More results from the “life changes” survey will be released on Tuesday.
In big pieces
The plane that Sullenberger landed on the Hudson River was shipped — in pieces — to the aviation museum in Charlotte.
The fuselage, or main body, of Flight 1549 arrived by truck in June 2011 after an eight-day journey from New Jersey. The wings and the “horizontal stabilizer” — i.e., the back of the plane — also arrived by truck. J. Supor & Son, a trucking and rigging company, tried to stay on the interstate most of the way. But occasionally, it had to haul its big loads along city roads. That meant getting permits and arranging for street lights to be taken down ahead of time.

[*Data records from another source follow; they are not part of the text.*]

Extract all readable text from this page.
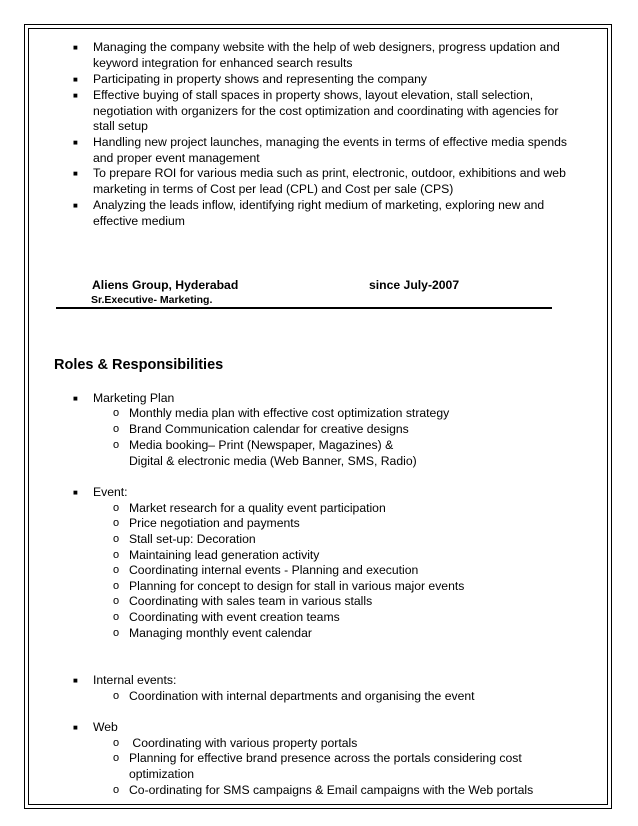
■ Managing the company website with the help of web designers, progress updation and
keyword integration for enhanced search results
■ Participating in property shows and representing the company
■ Effective buying of stall spaces in property shows, layout elevation, stall selection,
negotiation with organizers for the cost optimization and coordinating with agencies for
stall setup
■ Handling new project launches, managing the events in terms of effective media spends
and proper event management
■ To prepare ROI for various media such as print, electronic, outdoor, exhibitions and web
marketing in terms of Cost per lead (CPL) and Cost per sale (CPS)
■ Analyzing the leads inflow, identifying right medium of marketing, exploring new and
effective medium
Aliens Group, Hyderabad	since July-2007
Sr.Executive- Marketing.
Roles & Responsibilities
■ Marketing Plan
o Monthly media plan with effective cost optimization strategy
o Brand Communication calendar for creative designs
o Media booking– Print (Newspaper, Magazines) &
Digital & electronic media (Web Banner, SMS, Radio)
■ Event:
o Market research for a quality event participation
o Price negotiation and payments
o Stall set-up: Decoration
o Maintaining lead generation activity
o Coordinating internal events - Planning and execution
o Planning for concept to design for stall in various major events
o Coordinating with sales team in various stalls
o Coordinating with event creation teams
o Managing monthly event calendar
■ Internal events:
o Coordination with internal departments and organising the event
■ Web
o Coordinating with various property portals
o Planning for effective brand presence across the portals considering cost
optimization
o Co-ordinating for SMS campaigns & Email campaigns with the Web portals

A year later, in 2012, the engines arrived at the museum in six large crates.
Putting it all back together
The next monumental chore was to reassemble the plane.
A large group helped out — volunteers from American Airlines as well as folks from Airbus, Disaster One, Hunter Wrecker (which flipped the wings) and Freeman Ryan Design, an Australian outfit that specializes in aviation museum exhibitions.
Also playing a key role: engineering students at UNC Charlotte. For safety reasons, the museum decided not to display the plane on its landing gear — that is, on its wheels. Instead, the engineering students designed a display stand.
The restored and preserved plane has been exhibited at the aviation museum since September 2012.
Its tail nearly touches the ceiling.
And because the museum is planning to relocate, the plane will have to be moved again. “It’ll be a shorter trip this time,” said Katie Swaringen, vice president of education and collections at the museum.
By the numbers
19,663 — The number of hours Sullenberger had accumulated as a commercial airline pilot by Jan. 15, 2009.
2,818 — The plane’s elevation in feet when it collided with a flock of geese, disabling the engines. (For comparison, the top of Mount Mitchell, the highest point in North Carolina, is at 6,684 feet.)
60 — The percentage of the passengers on board that day who were from the Charlotte area. Many of them were bankers and other financial industry professionals flying home on a Thursday afternoon after working most of the week in New York.
5 — The number of crew members on board.
4 — The number of birds that went into the engines after the flock struck the plane. By the way, the industry term for the remains of a bird after it has collided with a plane is “snarge.”